By Kevin Whitehead
Public Service Electric and Gas Company (PSE&G) is in the planning stages of installing a solar field on Rider’s four-acre lot between the softball fields and Interstate-95 this fall, pending Lawrence Township Planning Board approval.
According to associate vice president of Facilities and Auxiliary Services Mike Reca, this project will tentatively provide approximately 740,000-kilowatt hours of energy for the Lawrenceville community, from which Rider will benefit indirectly. This number will be finalized after zoning approval.
“The energy is going directly into the PSE&G grid,” he said. “It is not coming to Rider. This alternative energy source will benefit the community as a whole. It provides the opportunity for PSE&G to sell electricity as a renewable resource.”
The land would be tentatively leased to PSE&G for 20 years, but the lease is conditional upon the approval of the Planning Board, which will vote on the proposal in June.
“Basically, [the field will] provide solar energy that is put right into the electrical grid and so it is an alternate source of energy,” Reca said. “There’s not a whole lot of locations in New Jersey so PSE&G goes around looking for land.”

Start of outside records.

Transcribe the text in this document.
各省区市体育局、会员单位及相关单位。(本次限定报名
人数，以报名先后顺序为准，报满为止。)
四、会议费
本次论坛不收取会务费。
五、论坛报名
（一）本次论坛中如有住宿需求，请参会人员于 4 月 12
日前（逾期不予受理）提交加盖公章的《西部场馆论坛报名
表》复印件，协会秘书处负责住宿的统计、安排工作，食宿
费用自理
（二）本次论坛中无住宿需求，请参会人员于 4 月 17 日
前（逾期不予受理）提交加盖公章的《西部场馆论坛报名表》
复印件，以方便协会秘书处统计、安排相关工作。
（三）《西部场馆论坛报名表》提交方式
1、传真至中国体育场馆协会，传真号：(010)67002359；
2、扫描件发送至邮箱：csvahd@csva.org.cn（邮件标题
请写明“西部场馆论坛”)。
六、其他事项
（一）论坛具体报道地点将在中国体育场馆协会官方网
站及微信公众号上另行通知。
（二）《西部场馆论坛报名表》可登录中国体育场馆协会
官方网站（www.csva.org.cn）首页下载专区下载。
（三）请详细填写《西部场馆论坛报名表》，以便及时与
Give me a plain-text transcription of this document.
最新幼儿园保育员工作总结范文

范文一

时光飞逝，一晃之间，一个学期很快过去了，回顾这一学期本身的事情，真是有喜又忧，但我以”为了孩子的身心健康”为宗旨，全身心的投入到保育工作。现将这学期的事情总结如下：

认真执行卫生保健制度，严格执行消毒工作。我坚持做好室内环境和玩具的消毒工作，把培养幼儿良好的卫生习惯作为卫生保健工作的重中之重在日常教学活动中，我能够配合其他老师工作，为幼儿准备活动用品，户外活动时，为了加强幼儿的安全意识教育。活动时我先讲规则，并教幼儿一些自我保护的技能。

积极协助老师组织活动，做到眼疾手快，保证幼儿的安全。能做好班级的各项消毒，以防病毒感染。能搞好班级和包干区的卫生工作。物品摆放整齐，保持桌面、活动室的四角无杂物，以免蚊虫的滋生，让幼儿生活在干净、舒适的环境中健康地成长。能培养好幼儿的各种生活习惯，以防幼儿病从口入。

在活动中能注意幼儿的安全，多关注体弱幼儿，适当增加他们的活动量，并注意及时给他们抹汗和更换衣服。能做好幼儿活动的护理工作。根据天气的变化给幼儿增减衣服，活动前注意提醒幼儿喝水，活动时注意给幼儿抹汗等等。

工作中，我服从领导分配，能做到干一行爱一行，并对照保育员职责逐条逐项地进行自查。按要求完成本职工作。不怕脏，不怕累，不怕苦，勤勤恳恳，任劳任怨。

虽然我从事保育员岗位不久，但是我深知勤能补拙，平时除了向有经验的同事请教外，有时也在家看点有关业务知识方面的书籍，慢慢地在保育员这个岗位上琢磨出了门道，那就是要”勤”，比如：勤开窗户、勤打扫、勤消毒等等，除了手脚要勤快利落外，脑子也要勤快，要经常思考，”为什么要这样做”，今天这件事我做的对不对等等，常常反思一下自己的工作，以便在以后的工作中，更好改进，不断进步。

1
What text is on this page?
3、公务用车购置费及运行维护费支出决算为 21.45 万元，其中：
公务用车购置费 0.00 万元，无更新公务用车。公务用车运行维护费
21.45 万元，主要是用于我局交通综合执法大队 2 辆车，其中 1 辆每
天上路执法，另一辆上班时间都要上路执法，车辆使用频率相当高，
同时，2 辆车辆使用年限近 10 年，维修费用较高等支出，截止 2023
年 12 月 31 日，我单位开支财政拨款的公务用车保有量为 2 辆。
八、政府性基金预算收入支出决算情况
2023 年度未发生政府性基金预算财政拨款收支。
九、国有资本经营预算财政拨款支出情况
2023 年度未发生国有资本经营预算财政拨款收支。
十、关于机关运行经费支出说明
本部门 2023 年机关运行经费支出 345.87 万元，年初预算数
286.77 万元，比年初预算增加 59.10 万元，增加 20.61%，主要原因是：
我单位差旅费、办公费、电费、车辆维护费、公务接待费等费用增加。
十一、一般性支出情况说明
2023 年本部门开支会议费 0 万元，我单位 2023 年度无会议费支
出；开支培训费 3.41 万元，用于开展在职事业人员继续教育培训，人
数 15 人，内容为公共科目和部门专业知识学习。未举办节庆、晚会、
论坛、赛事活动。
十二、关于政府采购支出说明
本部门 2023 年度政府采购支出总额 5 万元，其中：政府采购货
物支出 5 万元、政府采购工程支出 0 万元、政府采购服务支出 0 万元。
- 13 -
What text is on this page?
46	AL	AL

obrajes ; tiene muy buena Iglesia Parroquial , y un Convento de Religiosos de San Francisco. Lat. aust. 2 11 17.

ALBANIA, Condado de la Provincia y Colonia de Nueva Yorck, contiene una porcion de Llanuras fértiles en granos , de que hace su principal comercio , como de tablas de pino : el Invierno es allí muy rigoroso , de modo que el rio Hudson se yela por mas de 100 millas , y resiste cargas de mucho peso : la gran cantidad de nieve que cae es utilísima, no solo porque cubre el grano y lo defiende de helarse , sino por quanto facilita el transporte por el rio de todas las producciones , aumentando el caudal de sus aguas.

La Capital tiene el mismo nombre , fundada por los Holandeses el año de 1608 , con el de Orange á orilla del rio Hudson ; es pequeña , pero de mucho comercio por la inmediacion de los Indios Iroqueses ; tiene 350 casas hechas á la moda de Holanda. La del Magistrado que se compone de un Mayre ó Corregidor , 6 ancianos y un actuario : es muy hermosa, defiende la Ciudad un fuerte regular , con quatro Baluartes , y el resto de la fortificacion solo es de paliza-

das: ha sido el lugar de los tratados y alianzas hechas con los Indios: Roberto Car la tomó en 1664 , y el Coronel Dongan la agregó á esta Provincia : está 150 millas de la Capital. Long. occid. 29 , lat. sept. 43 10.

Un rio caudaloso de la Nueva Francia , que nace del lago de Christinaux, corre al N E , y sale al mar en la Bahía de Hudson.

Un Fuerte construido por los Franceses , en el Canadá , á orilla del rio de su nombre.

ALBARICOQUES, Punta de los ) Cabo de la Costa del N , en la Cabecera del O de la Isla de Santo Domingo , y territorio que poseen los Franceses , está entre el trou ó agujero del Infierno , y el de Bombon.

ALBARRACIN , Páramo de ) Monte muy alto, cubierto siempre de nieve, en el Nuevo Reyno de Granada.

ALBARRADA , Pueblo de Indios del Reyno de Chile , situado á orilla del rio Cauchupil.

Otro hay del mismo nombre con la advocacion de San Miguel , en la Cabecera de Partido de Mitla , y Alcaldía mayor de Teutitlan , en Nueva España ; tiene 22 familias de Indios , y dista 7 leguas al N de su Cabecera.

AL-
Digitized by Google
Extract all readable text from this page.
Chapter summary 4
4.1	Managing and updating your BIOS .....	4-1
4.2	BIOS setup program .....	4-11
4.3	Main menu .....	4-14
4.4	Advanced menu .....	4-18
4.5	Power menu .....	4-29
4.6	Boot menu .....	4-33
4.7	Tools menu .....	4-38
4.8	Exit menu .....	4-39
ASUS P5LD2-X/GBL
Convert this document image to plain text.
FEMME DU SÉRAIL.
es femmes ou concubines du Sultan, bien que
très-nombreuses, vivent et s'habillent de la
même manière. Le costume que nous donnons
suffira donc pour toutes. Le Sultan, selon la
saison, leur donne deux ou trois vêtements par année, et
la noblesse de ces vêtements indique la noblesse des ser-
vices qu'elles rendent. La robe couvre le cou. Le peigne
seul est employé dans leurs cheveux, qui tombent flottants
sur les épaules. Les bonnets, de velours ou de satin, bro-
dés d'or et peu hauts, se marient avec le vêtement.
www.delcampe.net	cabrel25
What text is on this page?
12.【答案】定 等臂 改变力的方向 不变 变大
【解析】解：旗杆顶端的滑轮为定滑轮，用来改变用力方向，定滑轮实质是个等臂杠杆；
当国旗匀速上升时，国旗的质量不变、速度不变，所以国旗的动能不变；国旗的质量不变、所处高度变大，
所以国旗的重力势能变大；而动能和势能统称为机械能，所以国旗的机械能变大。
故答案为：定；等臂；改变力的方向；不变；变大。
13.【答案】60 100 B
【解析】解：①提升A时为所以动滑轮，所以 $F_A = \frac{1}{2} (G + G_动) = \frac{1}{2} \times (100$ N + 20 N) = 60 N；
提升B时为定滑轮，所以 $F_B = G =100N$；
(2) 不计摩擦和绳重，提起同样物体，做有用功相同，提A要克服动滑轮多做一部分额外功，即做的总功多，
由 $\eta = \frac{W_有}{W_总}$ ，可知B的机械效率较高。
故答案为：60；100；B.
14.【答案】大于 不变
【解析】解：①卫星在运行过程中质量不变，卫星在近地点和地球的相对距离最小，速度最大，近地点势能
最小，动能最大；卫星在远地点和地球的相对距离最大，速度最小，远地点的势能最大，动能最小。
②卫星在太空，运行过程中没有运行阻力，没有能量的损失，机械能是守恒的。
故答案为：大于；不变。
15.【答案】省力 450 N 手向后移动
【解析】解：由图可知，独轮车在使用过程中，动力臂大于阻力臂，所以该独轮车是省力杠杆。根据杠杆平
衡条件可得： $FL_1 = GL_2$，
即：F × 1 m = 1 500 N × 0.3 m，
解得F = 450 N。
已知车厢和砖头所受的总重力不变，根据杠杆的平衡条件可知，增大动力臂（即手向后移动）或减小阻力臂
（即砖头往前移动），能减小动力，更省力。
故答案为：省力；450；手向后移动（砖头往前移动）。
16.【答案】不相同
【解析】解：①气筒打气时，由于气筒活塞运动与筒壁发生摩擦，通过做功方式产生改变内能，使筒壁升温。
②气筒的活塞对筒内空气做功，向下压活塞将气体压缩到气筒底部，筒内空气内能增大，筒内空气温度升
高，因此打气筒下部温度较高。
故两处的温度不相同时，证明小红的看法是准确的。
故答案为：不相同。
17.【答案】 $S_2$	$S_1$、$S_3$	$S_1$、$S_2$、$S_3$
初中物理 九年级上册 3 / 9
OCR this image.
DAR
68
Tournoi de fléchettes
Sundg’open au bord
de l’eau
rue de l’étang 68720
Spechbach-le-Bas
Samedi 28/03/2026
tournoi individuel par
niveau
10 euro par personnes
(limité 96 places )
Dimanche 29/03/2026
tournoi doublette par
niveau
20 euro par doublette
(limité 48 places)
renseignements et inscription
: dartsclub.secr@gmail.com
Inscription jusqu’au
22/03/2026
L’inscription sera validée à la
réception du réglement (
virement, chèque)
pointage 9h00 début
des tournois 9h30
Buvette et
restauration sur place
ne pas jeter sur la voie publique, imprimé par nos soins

According to Reca, Rider is not giving up ownership of the land.
“The 3.2 acres is being leased,” he said. “Rider still owns it. Currently, there are no plans for that land other than this project.”
Reca would not provide the amount of money Rider would receive from PSE&G for the leased land.
PSE&G approached Rider two years ago about implementing its “Solar 4 All” program — which is one of PSE&G’s programs to decrease carbon emissions. Rider reached a mutual agreement to lease its rear fields behind the softball field that were deemed suitable for solar construction. The solar company, Alteris Renewables, based in Wilton, Conn., would build the field, according to Sustainability Coordination Manager Melissa Greenberg.
According to Reca, this is not the only solar project the university has in mind.
“We are also pursuing other options in solar [energy] that are more indigenous to the campus,” Reca said.
While the solar field negotiations are forthcoming, the project’s potential impact is great.
“Something that appealed [to us about “Solar 4 All”] was that we’re a higher education institution. The visibility of the spot and that partnership was appealing,” Greenberg said.
“There’s a lot of us that want to see this happen but, again, we’ve done our part of the project. It’s now whether [PSE&G] can get its approvals,” Reca said.
Greenberg said there have already been eco-friendly initiatives around campus including RecycleMania, food waste composting and even green building. The latter is one of the more expensive projects that has improved Rider’s preservation of its environment.
“Well, our biggest [building] move has been West Village. Those projects together are much larger financial projects which will have impact for years to come,” Reca said.
Rider is Silver Certified according to the Leadership and Energy Efficient Design (LEED). According to Reca, anyone enrolled in this program amasses points for different aspects like using recyclable construction parts. There are different certification levels including silver, gold and platinum. Each level simultaneously increases price and quality.
Other solar projects have been brought up, one being a solar panel installed on campus on the Science Building’s roof.
According to Dr. Laura Hyatt, assistant dean of Sciences, the solar field project is much further along than any plans for solar panels on the Science Building.
“It would be a great idea,” Hyatt said. “I would really like us to be a demonstration building for the campus in terms of generating our own energy.”
Although a solar field could be one of the largest moves Rider has made in the way of renewable energy, there has already been a green scheme around campus because of the student organization, Eco-Reps.
These students encourage green behavior around campus and serve as a bridge from administration to Residence Life to the student body.
“They are the ambassadors for the sustainability on campus. They are the mouthpieces for the university. They do signage, programs, and they’ve done a lot of resident hall programs,” Greenberg said.
The Eco-Reps realize the role they play on campus.
“We basically monitor how everyone is recycling their trash and make sure everything is separated properly,” freshman Katelyn White said.
Greenberg believes the solar field will communicate Rider’s commitment to being green.
“If the people will see the visual, people will be more interested in what we’re doing,” she said. “I think there will be more interest in our initiatives.”